To enable session locking, set the 'locking' option to true when you instantiate the SessionHandler.

$sessionHandler = SessionHandler::fromClient($dynamoDb, [
    'table_name' => 'sessions',
    'locking'    => true,
]);

Garbage Collection

The DynamoDB Session Handler supports session garbage collection by using a series of Scan and BatchWriteItem operations. Due to the nature of how the Scan operation works and in order to find all of the expired sessions and delete them, the garbage collection process can require a lot of provisioned throughput.
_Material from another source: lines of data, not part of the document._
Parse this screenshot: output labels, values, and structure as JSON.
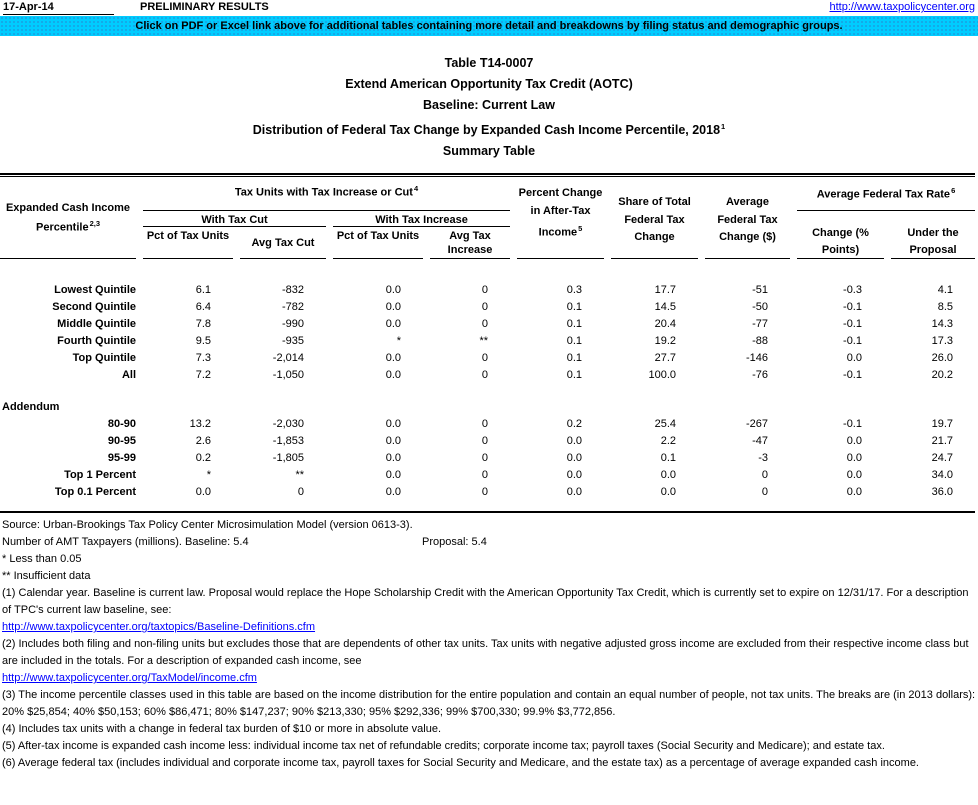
{
  "colors": {
    "banner_bg": "#00ccff",
    "link": "#0000ff"
  },
  "header": {
    "date": "17-Apr-14",
    "preliminary": "PRELIMINARY RESULTS",
    "url": "http://www.taxpolicycenter.org"
  },
  "banner": {
    "text": "Click on PDF or Excel link above for additional tables containing more detail and breakdowns by filing status and demographic groups."
  },
  "title": {
    "line1": "Table T14-0007",
    "line2": "Extend American Opportunity Tax Credit (AOTC)",
    "line3": "Baseline: Current Law",
    "line4": "Distribution of Federal Tax Change by Expanded Cash Income Percentile, 2018",
    "line4_sup": "1",
    "line5": "Summary Table"
  },
  "table": {
    "stub": {
      "line1": "Expanded Cash Income",
      "line2": "Percentile",
      "sup": "2,3"
    },
    "groups": {
      "tax_units": {
        "label": "Tax Units with Tax Increase or Cut",
        "sup": "4"
      },
      "with_tax_cut": "With Tax Cut",
      "with_tax_increase": "With Tax Increase",
      "avg_fed_tax_rate": {
        "label": "Average Federal Tax Rate",
        "sup": "6"
      }
    },
    "columns": {
      "c1": "Pct of Tax Units",
      "c2": "Avg Tax Cut",
      "c3": "Pct of Tax Units",
      "c4": "Avg Tax Increase",
      "c5": {
        "label": "Percent Change in After-Tax Income",
        "sup": "5"
      },
      "c6": "Share of Total Federal Tax Change",
      "c7": "Average Federal Tax Change ($)",
      "c8": "Change (% Points)",
      "c9": "Under the Proposal"
    },
    "addendum_label": "Addendum",
    "rows": [
      {
        "label": "Lowest Quintile",
        "c1": "6.1",
        "c2": "-832",
        "c3": "0.0",
        "c4": "0",
        "c5": "0.3",
        "c6": "17.7",
        "c7": "-51",
        "c8": "-0.3",
        "c9": "4.1"
      },
      {
        "label": "Second Quintile",
        "c1": "6.4",
        "c2": "-782",
        "c3": "0.0",
        "c4": "0",
        "c5": "0.1",
        "c6": "14.5",
        "c7": "-50",
        "c8": "-0.1",
        "c9": "8.5"
      },
      {
        "label": "Middle Quintile",
        "c1": "7.8",
        "c2": "-990",
        "c3": "0.0",
        "c4": "0",
        "c5": "0.1",
        "c6": "20.4",
        "c7": "-77",
        "c8": "-0.1",
        "c9": "14.3"
      },
      {
        "label": "Fourth Quintile",
        "c1": "9.5",
        "c2": "-935",
        "c3": "*",
        "c4": "**",
        "c5": "0.1",
        "c6": "19.2",
        "c7": "-88",
        "c8": "-0.1",
        "c9": "17.3"
      },
      {
        "label": "Top Quintile",
        "c1": "7.3",
        "c2": "-2,014",
        "c3": "0.0",
        "c4": "0",
        "c5": "0.1",
        "c6": "27.7",
        "c7": "-146",
        "c8": "0.0",
        "c9": "26.0"
      },
      {
        "label": "All",
        "c1": "7.2",
        "c2": "-1,050",
        "c3": "0.0",
        "c4": "0",
        "c5": "0.1",
        "c6": "100.0",
        "c7": "-76",
        "c8": "-0.1",
        "c9": "20.2"
      },
      {
        "label": "80-90",
        "c1": "13.2",
        "c2": "-2,030",
        "c3": "0.0",
        "c4": "0",
        "c5": "0.2",
        "c6": "25.4",
        "c7": "-267",
        "c8": "-0.1",
        "c9": "19.7"
      },
      {
        "label": "90-95",
        "c1": "2.6",
        "c2": "-1,853",
        "c3": "0.0",
        "c4": "0",
        "c5": "0.0",
        "c6": "2.2",
        "c7": "-47",
        "c8": "0.0",
        "c9": "21.7"
      },
      {
        "label": "95-99",
        "c1": "0.2",
        "c2": "-1,805",
        "c3": "0.0",
        "c4": "0",
        "c5": "0.0",
        "c6": "0.1",
        "c7": "-3",
        "c8": "0.0",
        "c9": "24.7"
      },
      {
        "label": "Top 1 Percent",
        "c1": "*",
        "c2": "**",
        "c3": "0.0",
        "c4": "0",
        "c5": "0.0",
        "c6": "0.0",
        "c7": "0",
        "c8": "0.0",
        "c9": "34.0"
      },
      {
        "label": "Top 0.1 Percent",
        "c1": "0.0",
        "c2": "0",
        "c3": "0.0",
        "c4": "0",
        "c5": "0.0",
        "c6": "0.0",
        "c7": "0",
        "c8": "0.0",
        "c9": "36.0"
      }
    ]
  },
  "footer": {
    "source": "Source: Urban-Brookings Tax Policy Center Microsimulation Model (version 0613-3).",
    "amt_label": "Number of AMT Taxpayers (millions).  Baseline: 5.4",
    "amt_proposal": "Proposal: 5.4",
    "star_note": "* Less than 0.05",
    "dstar_note": "** Insufficient data",
    "fn1": "(1) Calendar year. Baseline is current law. Proposal would replace the Hope Scholarship Credit with the American Opportunity Tax Credit, which is currently set to expire on 12/31/17. For a description of TPC's current law baseline, see:",
    "link1": "http://www.taxpolicycenter.org/taxtopics/Baseline-Definitions.cfm",
    "fn2": "(2) Includes both filing and non-filing units but excludes those that are dependents of other tax units. Tax units with negative adjusted gross income are excluded from their respective income class but are included in the totals. For a description of expanded cash income, see",
    "link2": "http://www.taxpolicycenter.org/TaxModel/income.cfm",
    "fn3": "(3) The income percentile classes used in this table are based on the income distribution for the entire population and contain an equal number of people, not tax units. The breaks are (in 2013 dollars): 20% $25,854; 40% $50,153; 60% $86,471; 80% $147,237; 90% $213,330; 95% $292,336; 99% $700,330; 99.9% $3,772,856.",
    "fn4": "(4) Includes tax units with a change in federal tax burden of $10 or more in absolute value.",
    "fn5": "(5) After-tax income is expanded cash income less: individual income tax net of refundable credits; corporate income tax; payroll taxes (Social Security and Medicare); and estate tax.",
    "fn6": "(6) Average federal tax (includes individual and corporate income tax, payroll taxes for Social Security and Medicare, and the estate tax) as a percentage of average expanded cash income."
  }
}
For this reason, we do not support automated garbage collection . A better practice is to schedule the garbage collection to occur during an off-peak time where a burst of consumed throughput will not disrupt the rest of the application. For example, you could have a nightly cron job trigger a script to run the garbage collection. This script would need to do something like the following:

$sessionHandler = SessionHandler::fromClient($dynamoDb, [
    'table_name'   => 'sessions',
    'batch_config' => [
        'batch_size' => 25,
        'before' => function ($command) {
            echo "About to delete a batch of expired sessions.\n";
        }
    ]
]);

$sessionHandler->garbageCollect();

You can also use the 'before' option within 'batch_config' to introduce delays on the BatchWriteItem operations that are performed by the garbage collection process. This will increase the amount of time it takes the garbage collection to complete, but it can help you spread out the requests made by the session handler in order to help you stay close to or within your provisioned throughput capacity during garbage collection.
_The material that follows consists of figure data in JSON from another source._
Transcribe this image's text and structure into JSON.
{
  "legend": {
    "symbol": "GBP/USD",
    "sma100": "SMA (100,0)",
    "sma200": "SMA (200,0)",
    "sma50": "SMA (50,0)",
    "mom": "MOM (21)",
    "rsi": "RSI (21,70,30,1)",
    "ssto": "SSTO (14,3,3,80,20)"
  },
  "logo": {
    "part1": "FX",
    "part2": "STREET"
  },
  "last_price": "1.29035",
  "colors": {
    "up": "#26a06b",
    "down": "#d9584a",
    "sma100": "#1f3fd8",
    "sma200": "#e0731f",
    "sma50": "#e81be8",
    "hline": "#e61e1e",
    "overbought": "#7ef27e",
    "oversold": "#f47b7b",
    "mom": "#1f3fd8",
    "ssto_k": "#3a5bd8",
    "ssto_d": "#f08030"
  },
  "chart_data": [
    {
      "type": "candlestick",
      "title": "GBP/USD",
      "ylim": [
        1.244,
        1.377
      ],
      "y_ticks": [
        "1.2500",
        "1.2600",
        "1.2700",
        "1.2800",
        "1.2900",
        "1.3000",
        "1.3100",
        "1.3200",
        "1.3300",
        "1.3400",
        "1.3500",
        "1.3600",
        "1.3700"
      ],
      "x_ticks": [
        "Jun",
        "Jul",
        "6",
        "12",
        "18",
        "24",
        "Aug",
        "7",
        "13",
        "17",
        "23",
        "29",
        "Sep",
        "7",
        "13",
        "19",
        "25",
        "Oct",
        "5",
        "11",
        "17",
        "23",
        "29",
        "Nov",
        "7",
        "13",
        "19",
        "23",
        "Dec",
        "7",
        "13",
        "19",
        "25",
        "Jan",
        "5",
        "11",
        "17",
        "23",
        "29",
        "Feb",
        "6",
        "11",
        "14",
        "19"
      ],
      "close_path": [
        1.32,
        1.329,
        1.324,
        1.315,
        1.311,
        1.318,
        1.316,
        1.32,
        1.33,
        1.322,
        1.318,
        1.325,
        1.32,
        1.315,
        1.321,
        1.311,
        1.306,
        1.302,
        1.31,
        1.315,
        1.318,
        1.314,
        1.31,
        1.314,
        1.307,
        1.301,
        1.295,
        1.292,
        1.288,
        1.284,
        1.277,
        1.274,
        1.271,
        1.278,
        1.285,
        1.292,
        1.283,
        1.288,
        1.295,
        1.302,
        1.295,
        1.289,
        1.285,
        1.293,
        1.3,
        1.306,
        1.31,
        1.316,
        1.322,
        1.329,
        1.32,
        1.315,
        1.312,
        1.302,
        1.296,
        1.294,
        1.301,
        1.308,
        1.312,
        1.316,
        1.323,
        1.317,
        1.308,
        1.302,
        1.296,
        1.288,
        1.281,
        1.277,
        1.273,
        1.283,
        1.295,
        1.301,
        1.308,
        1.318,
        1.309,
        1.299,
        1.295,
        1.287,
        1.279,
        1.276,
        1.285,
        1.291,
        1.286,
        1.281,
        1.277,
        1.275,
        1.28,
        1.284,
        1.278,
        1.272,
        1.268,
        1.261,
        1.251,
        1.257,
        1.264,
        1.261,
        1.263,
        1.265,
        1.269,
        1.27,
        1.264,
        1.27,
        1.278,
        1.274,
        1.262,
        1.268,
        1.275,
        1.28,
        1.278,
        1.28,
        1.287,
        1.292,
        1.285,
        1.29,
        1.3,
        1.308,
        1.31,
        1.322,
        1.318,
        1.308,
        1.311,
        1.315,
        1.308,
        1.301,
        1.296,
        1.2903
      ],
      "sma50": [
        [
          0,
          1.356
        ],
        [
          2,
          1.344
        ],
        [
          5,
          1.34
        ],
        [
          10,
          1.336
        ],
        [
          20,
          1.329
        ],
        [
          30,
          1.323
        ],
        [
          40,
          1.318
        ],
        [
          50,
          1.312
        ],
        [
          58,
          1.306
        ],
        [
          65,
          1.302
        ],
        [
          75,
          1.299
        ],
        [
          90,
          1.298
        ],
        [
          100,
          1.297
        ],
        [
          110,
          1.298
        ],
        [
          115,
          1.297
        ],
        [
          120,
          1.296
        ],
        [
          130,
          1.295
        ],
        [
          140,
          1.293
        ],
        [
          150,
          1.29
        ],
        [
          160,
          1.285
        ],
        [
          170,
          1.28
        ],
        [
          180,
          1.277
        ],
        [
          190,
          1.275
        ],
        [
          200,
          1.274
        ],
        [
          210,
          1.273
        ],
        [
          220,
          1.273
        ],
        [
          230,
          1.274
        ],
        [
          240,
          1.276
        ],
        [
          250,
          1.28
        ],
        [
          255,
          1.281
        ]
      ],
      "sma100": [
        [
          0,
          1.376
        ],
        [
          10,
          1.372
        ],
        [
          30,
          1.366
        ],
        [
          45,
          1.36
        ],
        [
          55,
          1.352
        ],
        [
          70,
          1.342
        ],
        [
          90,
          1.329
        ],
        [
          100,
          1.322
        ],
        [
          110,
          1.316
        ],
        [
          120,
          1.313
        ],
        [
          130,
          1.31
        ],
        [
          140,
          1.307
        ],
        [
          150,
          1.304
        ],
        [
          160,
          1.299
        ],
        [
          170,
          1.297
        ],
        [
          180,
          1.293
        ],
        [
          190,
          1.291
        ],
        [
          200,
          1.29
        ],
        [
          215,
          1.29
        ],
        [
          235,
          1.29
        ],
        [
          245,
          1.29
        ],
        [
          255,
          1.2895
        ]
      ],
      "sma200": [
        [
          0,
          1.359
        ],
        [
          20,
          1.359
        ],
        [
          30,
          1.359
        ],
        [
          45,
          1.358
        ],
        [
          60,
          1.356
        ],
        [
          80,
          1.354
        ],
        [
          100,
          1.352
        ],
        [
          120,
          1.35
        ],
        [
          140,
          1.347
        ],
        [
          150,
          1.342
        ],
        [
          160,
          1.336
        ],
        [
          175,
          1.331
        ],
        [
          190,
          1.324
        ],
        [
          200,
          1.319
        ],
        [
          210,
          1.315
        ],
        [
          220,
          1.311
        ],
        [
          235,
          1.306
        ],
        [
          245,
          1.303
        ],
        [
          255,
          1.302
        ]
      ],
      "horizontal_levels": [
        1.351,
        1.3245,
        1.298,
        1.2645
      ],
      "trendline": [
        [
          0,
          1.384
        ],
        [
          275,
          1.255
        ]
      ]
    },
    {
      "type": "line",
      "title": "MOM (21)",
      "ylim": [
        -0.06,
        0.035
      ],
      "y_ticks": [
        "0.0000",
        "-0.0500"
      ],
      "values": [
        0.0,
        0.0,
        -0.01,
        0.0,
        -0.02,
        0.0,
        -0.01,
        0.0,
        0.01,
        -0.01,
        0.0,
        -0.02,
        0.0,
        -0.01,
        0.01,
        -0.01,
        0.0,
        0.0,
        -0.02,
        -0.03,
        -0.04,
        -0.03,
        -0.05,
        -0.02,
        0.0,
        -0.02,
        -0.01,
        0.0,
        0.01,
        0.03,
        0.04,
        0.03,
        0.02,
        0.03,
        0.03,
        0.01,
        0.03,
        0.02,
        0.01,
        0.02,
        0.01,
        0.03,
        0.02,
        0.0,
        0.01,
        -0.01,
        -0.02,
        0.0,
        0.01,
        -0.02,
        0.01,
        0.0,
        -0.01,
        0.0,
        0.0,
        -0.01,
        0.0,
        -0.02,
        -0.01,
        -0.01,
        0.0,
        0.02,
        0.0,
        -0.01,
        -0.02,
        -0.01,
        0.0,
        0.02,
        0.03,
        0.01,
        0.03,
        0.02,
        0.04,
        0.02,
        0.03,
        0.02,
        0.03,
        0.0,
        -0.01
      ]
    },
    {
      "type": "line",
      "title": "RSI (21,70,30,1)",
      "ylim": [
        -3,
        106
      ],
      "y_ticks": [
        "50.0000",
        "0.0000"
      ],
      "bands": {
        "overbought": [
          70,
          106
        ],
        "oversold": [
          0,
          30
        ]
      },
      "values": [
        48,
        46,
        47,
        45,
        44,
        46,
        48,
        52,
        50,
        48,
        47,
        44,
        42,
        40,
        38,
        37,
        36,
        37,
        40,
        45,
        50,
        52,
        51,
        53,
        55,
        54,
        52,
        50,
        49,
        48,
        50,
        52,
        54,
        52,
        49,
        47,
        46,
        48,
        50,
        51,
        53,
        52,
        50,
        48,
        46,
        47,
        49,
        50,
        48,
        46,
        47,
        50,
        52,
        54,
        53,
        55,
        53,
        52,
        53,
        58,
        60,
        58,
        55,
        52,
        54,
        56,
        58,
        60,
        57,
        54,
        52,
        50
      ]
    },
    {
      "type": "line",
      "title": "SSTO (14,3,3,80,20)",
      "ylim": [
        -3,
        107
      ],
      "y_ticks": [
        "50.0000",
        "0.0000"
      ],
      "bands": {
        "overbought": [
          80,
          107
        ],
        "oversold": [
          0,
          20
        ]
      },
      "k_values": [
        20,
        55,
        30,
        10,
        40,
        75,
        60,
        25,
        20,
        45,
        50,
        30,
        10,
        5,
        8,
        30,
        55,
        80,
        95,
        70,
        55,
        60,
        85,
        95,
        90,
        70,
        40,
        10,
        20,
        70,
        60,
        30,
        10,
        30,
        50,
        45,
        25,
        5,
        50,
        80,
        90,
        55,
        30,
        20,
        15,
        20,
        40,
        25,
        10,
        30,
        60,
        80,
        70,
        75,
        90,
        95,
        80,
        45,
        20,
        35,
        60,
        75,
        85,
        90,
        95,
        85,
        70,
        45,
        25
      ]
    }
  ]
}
$sessionHandler = SessionHandler::fromClient($dynamoDb, [
    'table_name'   => 'sessions',
    'batch_config' => [
        'before' => function ($command) {
            $command['@http']['delay'] = 5000;
        }
    ]
]);

$sessionHandler->garbageCollect();

Best Practices

  1. Create your sessions table in a region that is geographically closest to or in the same region as your application servers. This will ensure the lowest latency between your application and DynamoDB database.
  2. Choose the provisioned throughput capacity of your sessions table carefully, taking into account the expected traffic to your application and the expected size of your sessions.
  3. Monitor your consumed throughput through the AWS Management Console or with Amazon CloudWatch and adjust your throughput settings as needed to meet the demands of your application.
  4. Keep the size of your sessions small (ideally less than 1 KB). Small sessions will perform better and require less provisioned throughput capacity.
  5. Do not use session locking unless your application requires it.
  6. Instead of using PHP's built-in session garbage collection triggers, schedule your garbage collection via a cron job, or another scheduling mechanism, to run during off-peak hours. Use the 'batch_config' option to your advantage.